Marko Nikodijevics musikalische Sprache ist höchst eigenwillig. Es finden sich in seinen Werken aber auch etliche Einflüsse der Avantgardemusik besonders aus der zweiten Hälfte des 20. Jahrhunderts, die er weiterentwickelt und in experimentelle Kompositionen einbindet. Dazu gehört beispielsweise sein Konzert für automatisches Schlagzeug und Orchester, bei dem er mit dem Soundingenieur Robert Henke zusammenarbeitete. Die Titel von Nikodijevics Werken sind oft verwirrend komplex und lassen nicht auf Anhieb erkennen, wie sie auf die jeweiligen Stücke zu beziehen sind. Das gilt zum Beispiel für das Stück ketamin/schwarz für Trompete, Posaune, Gitarre, Violoncello, Klavier, 2 Schlagzeuger und Live-Elektronik, das bei den Donaueschinger Musiktagen uraufgeführt wurde. Oder für gesualdo dub / raum mit gelöschter figur. Konzert für Klavier und Ensemble und [cvetic, kucica ... / la lugubre gondola]/cr/catalogue/cat_detail?=&musicid=107005&langid=2) für Orchester. Manche seiner Werke basieren zum Teil auf Werken anderer Avantgardisten, die Nikodijevic mit elektronischen Mitteln komprimiert, streckt und verarbeitet. Ein Beispiel ist music box / Selbstportrait mit ligeti und strawinsky und messiaen ist auch dabei, das auf Werken György Ligeti beruht.

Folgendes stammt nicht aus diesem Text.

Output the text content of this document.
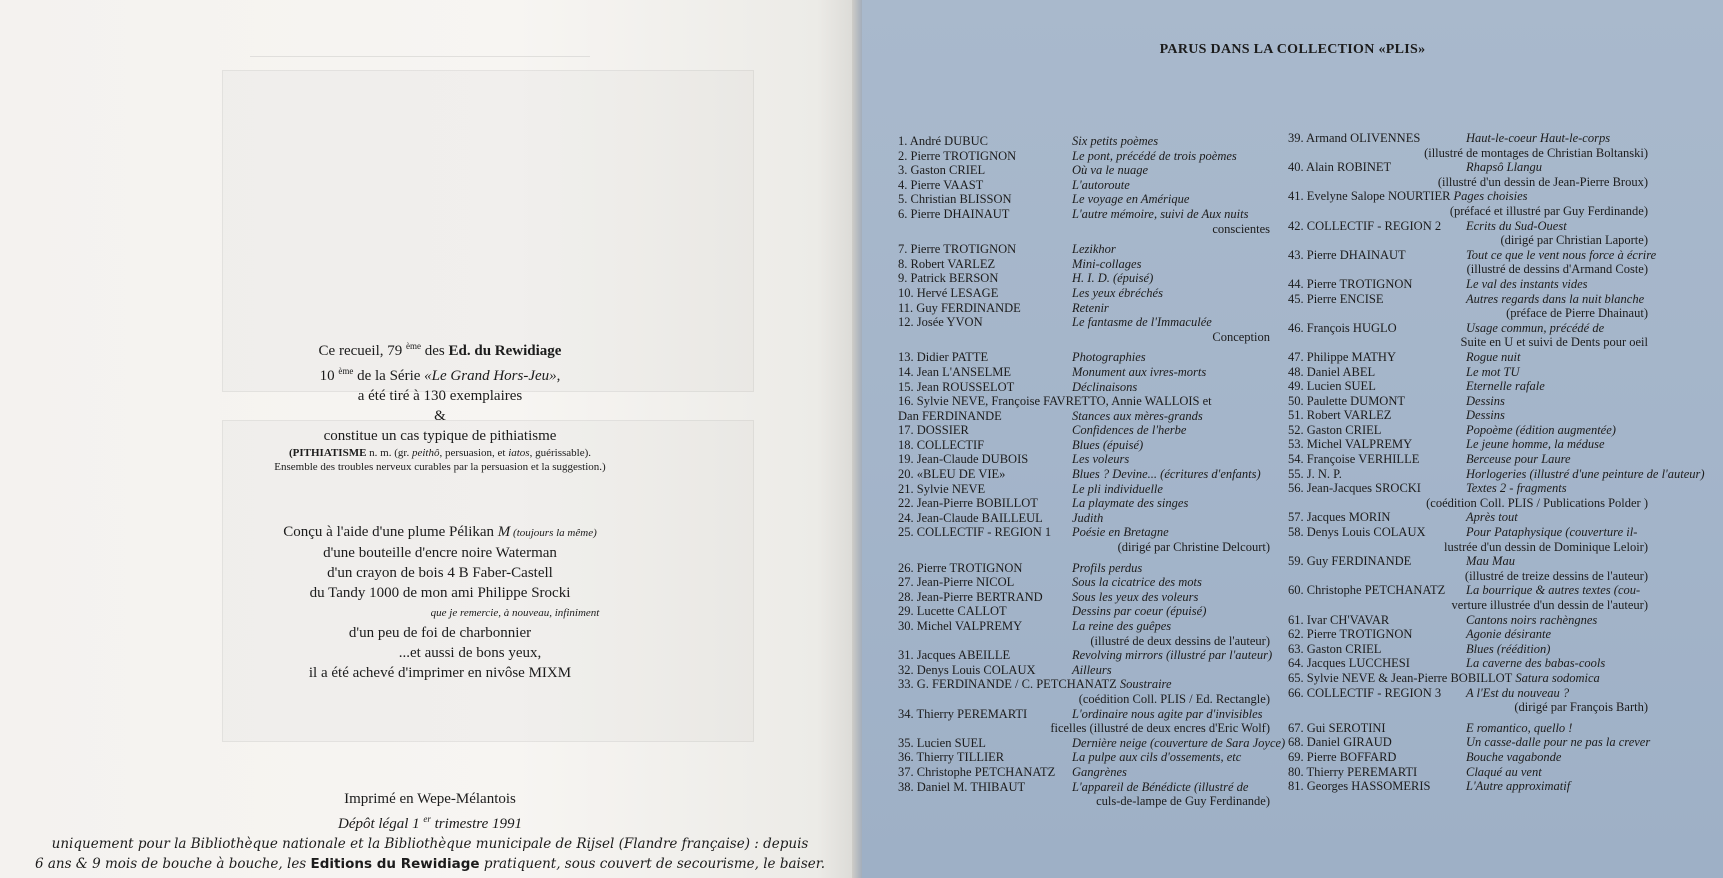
Ce recueil, 79 $^{ème}$ des Ed. du Rewidiage
10 $^{ème}$ de la Série «Le Grand Hors-Jeu»,
a été tiré à 130 exemplaires
&
constitue un cas typique de pithiatisme
(PITHIATISME n. m. (gr. peithô, persuasion, et iatos, guérissable).
Ensemble des troubles nerveux curables par la persuasion et la suggestion.)
Conçu à l'aide d'une plume Pélikan M (toujours la même)
d'une bouteille d'encre noire Waterman
d'un crayon de bois 4 B Faber-Castell
du Tandy 1000 de mon ami Philippe Srocki
que je remercie, à nouveau, infiniment
d'un peu de foi de charbonnier
...et aussi de bons yeux,
il a été achevé d'imprimer en nivôse MIXM
Imprimé en Wepe-Mélantois
Dépôt légal 1 $^{er}$ trimestre 1991
uniquement pour la Bibliothèque nationale et la Bibliothèque municipale de Rijsel (Flandre française) : depuis
6 ans & 9 mois de bouche à bouche, les Editions du Rewidiage pratiquent, sous couvert de secourisme, le baiser.
PARUS DANS LA COLLECTION «PLIS»
1. André DUBUC	Six petits poèmes
2. Pierre TROTIGNON	Le pont, précédé de trois poèmes
3. Gaston CRIEL	Où va le nuage
4. Pierre VAAST	L'autoroute
5. Christian BLISSON	Le voyage en Amérique
6. Pierre DHAINAUT	L'autre mémoire, suivi de Aux nuits
conscientes
7. Pierre TROTIGNON	Lezikhor
8. Robert VARLEZ	Mini-collages
9. Patrick BERSON	H. I. D. (épuisé)
10. Hervé LESAGE	Les yeux ébréchés
11. Guy FERDINANDE	Retenir
12. Josée YVON	Le fantasme de l'Immaculée
Conception
13. Didier PATTE	Photographies
14. Jean L'ANSELME	Monument aux ivres-morts
15. Jean ROUSSELOT	Déclinaisons
16. Sylvie NEVE, Françoise FAVRETTO, Annie WALLOIS et
Dan FERDINANDE	Stances aux mères-grands
17. DOSSIER	Confidences de l'herbe
18. COLLECTIF	Blues (épuisé)
19. Jean-Claude DUBOIS	Les voleurs
20. «BLEU DE VIE»	Blues ? Devine... (écritures d'enfants)
21. Sylvie NEVE	Le pli individuelle
22. Jean-Pierre BOBILLOT	La playmate des singes
24. Jean-Claude BAILLEUL	Judith
25. COLLECTIF - REGION 1	Poésie en Bretagne
(dirigé par Christine Delcourt)
26. Pierre TROTIGNON	Profils perdus
27. Jean-Pierre NICOL	Sous la cicatrice des mots
28. Jean-Pierre BERTRAND	Sous les yeux des voleurs
29. Lucette CALLOT	Dessins par coeur (épuisé)
30. Michel VALPREMY	La reine des guêpes
(illustré de deux dessins de l'auteur)
31. Jacques ABEILLE	Revolving mirrors (illustré par l'auteur)
32. Denys Louis COLAUX	Ailleurs
33. G. FERDINANDE / C. PETCHANATZ Soustraire
(coédition Coll. PLIS / Ed. Rectangle)
34. Thierry PEREMARTI	L'ordinaire nous agite par d'invisibles
ficelles (illustré de deux encres d'Eric Wolf)
35. Lucien SUEL	Dernière neige (couverture de Sara Joyce)
36. Thierry TILLIER	La pulpe aux cils d'ossements, etc
37. Christophe PETCHANATZ	Gangrènes
38. Daniel M. THIBAUT	L'appareil de Bénédicte (illustré de
culs-de-lampe de Guy Ferdinande)
39. Armand OLIVENNES	Haut-le-coeur Haut-le-corps
(illustré de montages de Christian Boltanski)
40. Alain ROBINET	Rhapsô Llangu
(illustré d'un dessin de Jean-Pierre Broux)
41. Evelyne Salope NOURTIER Pages choisies
(préfacé et illustré par Guy Ferdinande)
42. COLLECTIF - REGION 2	Ecrits du Sud-Ouest
(dirigé par Christian Laporte)
43. Pierre DHAINAUT	Tout ce que le vent nous force à écrire
(illustré de dessins d'Armand Coste)
44. Pierre TROTIGNON	Le val des instants vides
45. Pierre ENCISE	Autres regards dans la nuit blanche
(préface de Pierre Dhainaut)
46. François HUGLO	Usage commun, précédé de
Suite en U et suivi de Dents pour oeil
47. Philippe MATHY	Rogue nuit
48. Daniel ABEL	Le mot TU
49. Lucien SUEL	Eternelle rafale
50. Paulette DUMONT	Dessins
51. Robert VARLEZ	Dessins
52. Gaston CRIEL	Popoème (édition augmentée)
53. Michel VALPREMY	Le jeune homme, la méduse
54. Françoise VERHILLE	Berceuse pour Laure
55. J. N. P.	Horlogeries (illustré d'une peinture de l'auteur)
56. Jean-Jacques SROCKI	Textes 2 - fragments
(coédition Coll. PLIS / Publications Polder )
57. Jacques MORIN	Après tout
58. Denys Louis COLAUX	Pour Pataphysique (couverture il-
lustrée d'un dessin de Dominique Leloir)
59. Guy FERDINANDE	Mau Mau
(illustré de treize dessins de l'auteur)
60. Christophe PETCHANATZ	La bourrique & autres textes (cou-
verture illustrée d'un dessin de l'auteur)
61. Ivar CH'VAVAR	Cantons noirs rachèngnes
62. Pierre TROTIGNON	Agonie désirante
63. Gaston CRIEL	Blues (réédition)
64. Jacques LUCCHESI	La caverne des babas-cools
65. Sylvie NEVE & Jean-Pierre BOBILLOT Satura sodomica
66. COLLECTIF - REGION 3	A l'Est du nouveau ?
(dirigé par François Barth)
67. Gui SEROTINI	E romantico, quello !
68. Daniel GIRAUD	Un casse-dalle pour ne pas la crever
69. Pierre BOFFARD	Bouche vagabonde
80. Thierry PEREMARTI	Claqué au vent
81. Georges HASSOMERIS	L'Autre approximatif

Von 2012 bis 2013 hielt sich Nikodijevic als Stipendiat an der Cité internationale des Arts in Paris auf. 2013 erhielt er einen der drei Komponisten-Förderpreise der Ernst von Siemens Musikstiftung und wurde 2014 mit dem Deutschen Musikautorenpreis in der Kategorie Nachwuchsförderung ausgezeichnet. Er erhielt mehrere Auszeichnungen, darunter den Kompositionspreis der Brandenburgischen Biennale, den Ersten Preis der Internationalen Gaudeamus-Musikwoche 2010 für sein Stück cvetic, kucica ... / la lugubre gondola, den Preis der Ernst von Siemens Musikstiftung München 2013 und den Deutschen Musikautorenpreis der GEMA 2014. Im Rahmen des International Young Composers Meeting Apeldoorn, Gaudeamus Music Week Amsterdam, der 3. Brandenburger Biennale und des UNESCO Rostrum of Composers wurde seine Werke ebenfalls ausgezeichnet.